Once fully operational, the SGR will cover approximately 3,800 kilometres (2,400 miles) and link Kenya to Uganda, South Sudan, the Democratic Republic of the Congo, Rwanda, Burundi, and Ethiopia.
The sentiments positively impacted intra-African trade as a percentage of total African trade, with the Barometer showing it rose slightly from 13.6% in 2022 to 14.9% in 2023.
Albeit at a slightly larger scale, the majority of surveyed African businesses cited good quality products (84%), fast response times (82%), and the low cost of importing (79%) as the most important elements in doing business with China.
The nature of African business's involvement in trade with China is centred on importing final goods and services (56%), importing raw materials (39%), and buying final goods and services from Chinese wholesalers operating in Africa (16%).
A mere 3% of surveyed businesses favour trading with US-based companies, which is most common in Kenya, where 8% of surveyed enterprises desire to deal with American firms.

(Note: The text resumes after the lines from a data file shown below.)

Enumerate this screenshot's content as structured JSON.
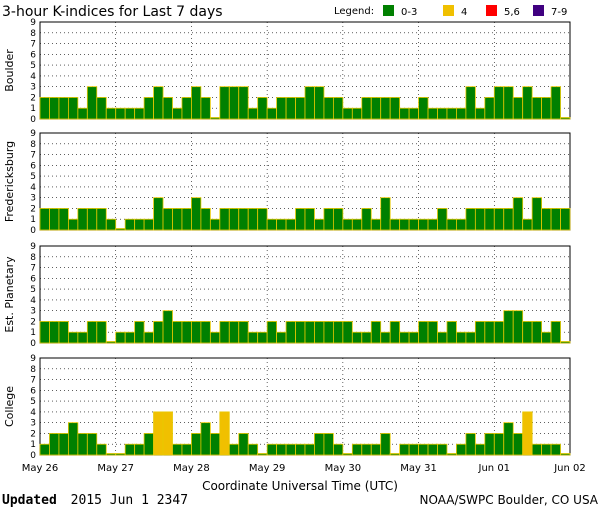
{
  "chart_data": {
    "type": "bar",
    "title": "3-hour K-indices for Last 7 days",
    "xlabel": "Coordinate Universal Time (UTC)",
    "ylim": [
      0,
      9
    ],
    "yticks": [
      "0",
      "1",
      "2",
      "3",
      "4",
      "5",
      "6",
      "7",
      "8",
      "9"
    ],
    "x_tick_labels": [
      "May 26",
      "May 27",
      "May 28",
      "May 29",
      "May 30",
      "May 31",
      "Jun 01",
      "Jun 02"
    ],
    "legend": {
      "label": "Legend:",
      "entries": [
        {
          "label": "0-3",
          "color": "#008000"
        },
        {
          "label": "4",
          "color": "#f0c000"
        },
        {
          "label": "5,6",
          "color": "#ff0000"
        },
        {
          "label": "7-9",
          "color": "#400080"
        }
      ]
    },
    "panels": [
      {
        "name": "Boulder",
        "values": [
          2,
          2,
          2,
          2,
          1,
          3,
          2,
          1,
          1,
          1,
          1,
          2,
          3,
          2,
          1,
          2,
          3,
          2,
          0,
          3,
          3,
          3,
          1,
          2,
          1,
          2,
          2,
          2,
          3,
          3,
          2,
          2,
          1,
          1,
          2,
          2,
          2,
          2,
          1,
          1,
          2,
          1,
          1,
          1,
          1,
          3,
          1,
          2,
          3,
          3,
          2,
          3,
          2,
          2,
          3,
          0
        ]
      },
      {
        "name": "Fredericksburg",
        "values": [
          2,
          2,
          2,
          1,
          2,
          2,
          2,
          1,
          0,
          1,
          1,
          1,
          3,
          2,
          2,
          2,
          3,
          2,
          1,
          2,
          2,
          2,
          2,
          2,
          1,
          1,
          1,
          2,
          2,
          1,
          2,
          2,
          1,
          1,
          2,
          1,
          3,
          1,
          1,
          1,
          1,
          1,
          2,
          1,
          1,
          2,
          2,
          2,
          2,
          2,
          3,
          1,
          3,
          2,
          2,
          2
        ]
      },
      {
        "name": "Est. Planetary",
        "values": [
          2,
          2,
          2,
          1,
          1,
          2,
          2,
          0,
          1,
          1,
          2,
          1,
          2,
          3,
          2,
          2,
          2,
          2,
          1,
          2,
          2,
          2,
          1,
          1,
          2,
          1,
          2,
          2,
          2,
          2,
          2,
          2,
          2,
          1,
          1,
          2,
          1,
          2,
          1,
          1,
          2,
          2,
          1,
          2,
          1,
          1,
          2,
          2,
          2,
          3,
          3,
          2,
          2,
          1,
          2,
          0
        ]
      },
      {
        "name": "College",
        "values": [
          1,
          2,
          2,
          3,
          2,
          2,
          1,
          0,
          0,
          1,
          1,
          2,
          4,
          4,
          1,
          1,
          2,
          3,
          2,
          4,
          1,
          2,
          1,
          0,
          1,
          1,
          1,
          1,
          1,
          2,
          2,
          1,
          0,
          1,
          1,
          1,
          2,
          0,
          1,
          1,
          1,
          1,
          1,
          0,
          1,
          2,
          1,
          2,
          2,
          3,
          2,
          4,
          1,
          1,
          1,
          0
        ]
      }
    ]
  },
  "footer": {
    "updated_label": "Updated",
    "updated_value": "2015 Jun  1 2347",
    "source": "NOAA/SWPC Boulder, CO USA"
  }
}
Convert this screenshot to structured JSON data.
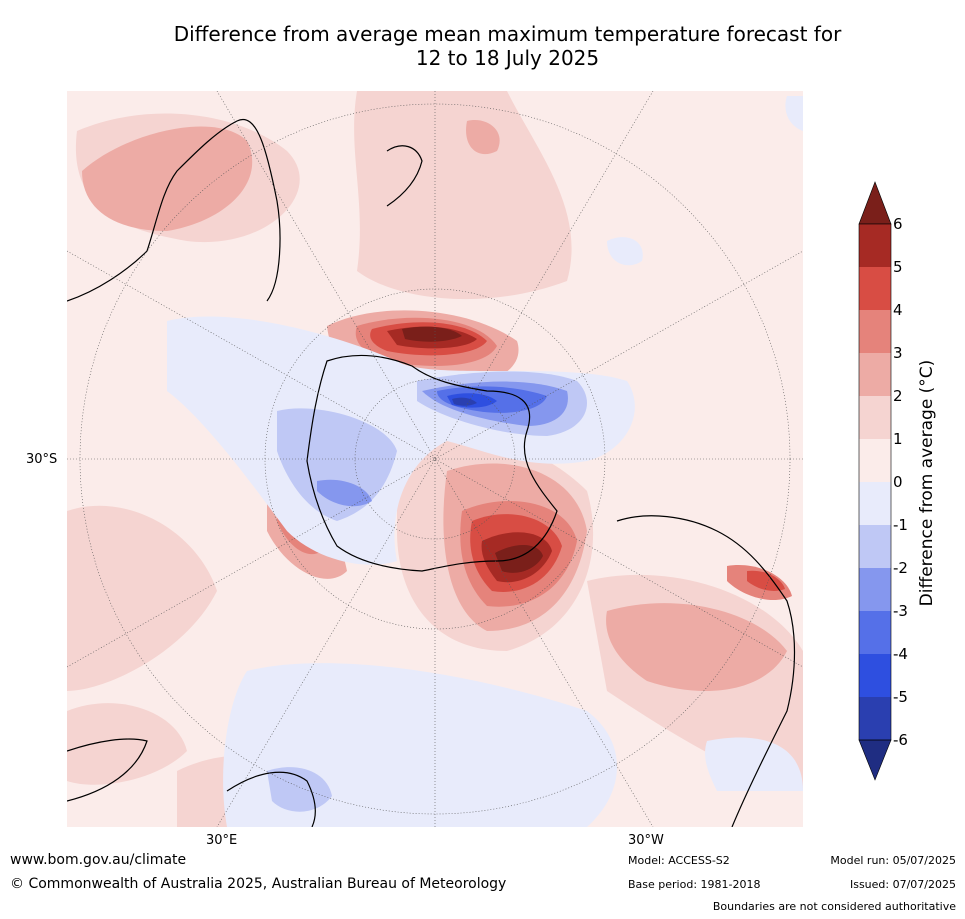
{
  "title_line1": "Difference from average mean maximum temperature forecast for",
  "title_line2": "12 to 18 July 2025",
  "map": {
    "labels": {
      "lat": "30°S",
      "lon_east": "30°E",
      "lon_west": "30°W"
    },
    "colors": {
      "below_-6": "#1f2d82",
      "-6_-5": "#2a3fb0",
      "-5_-4": "#2e4fe0",
      "-4_-3": "#5570e8",
      "-3_-2": "#8597ee",
      "-2_-1": "#bfc8f5",
      "-1_0": "#e8ebfb",
      "0_1": "#fbecea",
      "1_2": "#f5d4d1",
      "2_3": "#edaba5",
      "3_4": "#e5837b",
      "4_5": "#d84d44",
      "5_6": "#a62a24",
      "above_6": "#7a1f1a"
    }
  },
  "colorbar": {
    "label": "Difference from average (°C)",
    "ticks": [
      "6",
      "5",
      "4",
      "3",
      "2",
      "1",
      "0",
      "-1",
      "-2",
      "-3",
      "-4",
      "-5",
      "-6"
    ]
  },
  "footer": {
    "url": "www.bom.gov.au/climate",
    "copyright": "© Commonwealth of Australia 2025, Australian Bureau of Meteorology",
    "model": "Model: ACCESS-S2",
    "base_period": "Base period: 1981-2018",
    "model_run": "Model run: 05/07/2025",
    "issued": "Issued: 07/07/2025",
    "disclaimer": "Boundaries are not considered authoritative"
  }
}
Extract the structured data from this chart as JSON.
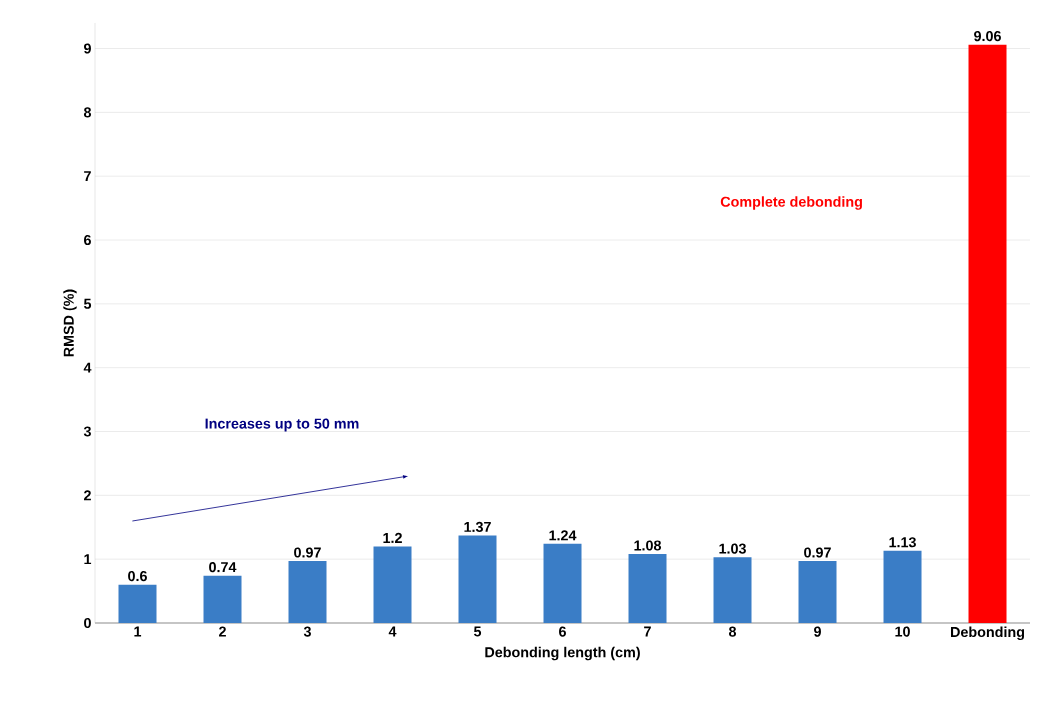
{
  "chart_data": {
    "type": "bar",
    "xlabel": "Debonding length (cm)",
    "ylabel": "RMSD (%)",
    "categories": [
      "1",
      "2",
      "3",
      "4",
      "5",
      "6",
      "7",
      "8",
      "9",
      "10",
      "Debonding"
    ],
    "values": [
      0.6,
      0.74,
      0.97,
      1.2,
      1.37,
      1.24,
      1.08,
      1.03,
      0.97,
      1.13,
      9.06
    ],
    "colors": [
      "#3a7dc6",
      "#3a7dc6",
      "#3a7dc6",
      "#3a7dc6",
      "#3a7dc6",
      "#3a7dc6",
      "#3a7dc6",
      "#3a7dc6",
      "#3a7dc6",
      "#3a7dc6",
      "#ff0000"
    ],
    "ylim": [
      0,
      9.4
    ],
    "yticks": [
      0,
      1,
      2,
      3,
      4,
      5,
      6,
      7,
      8,
      9
    ],
    "grid": "y",
    "data_labels": true,
    "annotations": [
      "Complete debonding",
      "Increases up to 50 mm"
    ]
  }
}
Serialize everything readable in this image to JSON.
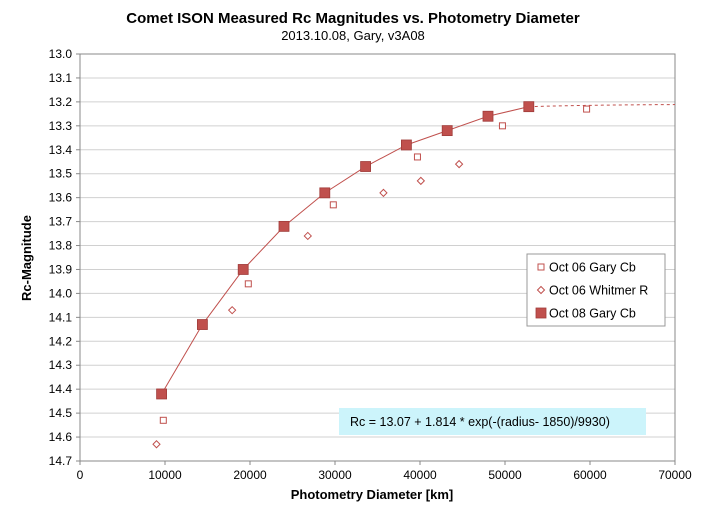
{
  "chart_data": {
    "type": "scatter",
    "title": "Comet ISON Measured Rc Magnitudes vs. Photometry Diameter",
    "subtitle": "2013.10.08,  Gary, v3A08",
    "xlabel": "Photometry Diameter  [km]",
    "ylabel": "Rc-Magnitude",
    "xlim": [
      0,
      70000
    ],
    "ylim": [
      13.0,
      14.7
    ],
    "y_inverted": true,
    "x_ticks": [
      0,
      10000,
      20000,
      30000,
      40000,
      50000,
      60000,
      70000
    ],
    "y_ticks": [
      13.0,
      13.1,
      13.2,
      13.3,
      13.4,
      13.5,
      13.6,
      13.7,
      13.8,
      13.9,
      14.0,
      14.1,
      14.2,
      14.3,
      14.4,
      14.5,
      14.6,
      14.7
    ],
    "grid": "horizontal",
    "legend_position": "right",
    "colors": {
      "series": "#c0504d",
      "formula_bg": "#ccf4fb"
    },
    "series": [
      {
        "name": "Oct 06 Gary Cb",
        "marker": "open-square",
        "x": [
          9800,
          19800,
          29800,
          39700,
          49700,
          59600
        ],
        "y": [
          14.53,
          13.96,
          13.63,
          13.43,
          13.3,
          13.23
        ]
      },
      {
        "name": "Oct 06 Whitmer R",
        "marker": "open-diamond",
        "x": [
          9000,
          17900,
          26800,
          35700,
          40100,
          44600
        ],
        "y": [
          14.63,
          14.07,
          13.76,
          13.58,
          13.53,
          13.46
        ]
      },
      {
        "name": "Oct 08 Gary Cb",
        "marker": "filled-square",
        "x": [
          9600,
          14400,
          19200,
          24000,
          28800,
          33600,
          38400,
          43200,
          48000,
          52800
        ],
        "y": [
          14.42,
          14.13,
          13.9,
          13.72,
          13.58,
          13.47,
          13.38,
          13.32,
          13.26,
          13.22
        ]
      }
    ],
    "fit": {
      "formula": "Rc = 13.07 + 1.814 * exp(-(radius- 1850)/9930)",
      "a": 13.07,
      "b": 1.814,
      "r0": 1850,
      "scale": 9930,
      "solid_x_range": [
        9600,
        52800
      ],
      "dashed_x_range": [
        52800,
        70000
      ]
    }
  }
}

The low favorability rating across the ten markets, the Barometer said, is driven by businesses reporting high shipping costs (50%), high tariffs and taxes (37%), currency fluctuations (28%), and longer lead times (27%).
"This aligns with macro-level trade data, albeit to a lesser extent, with imports and exports between the two regions(US-Kenya) declining by 7.3% and 6.2%, respectively, between 2022 and 2023," the survey reports.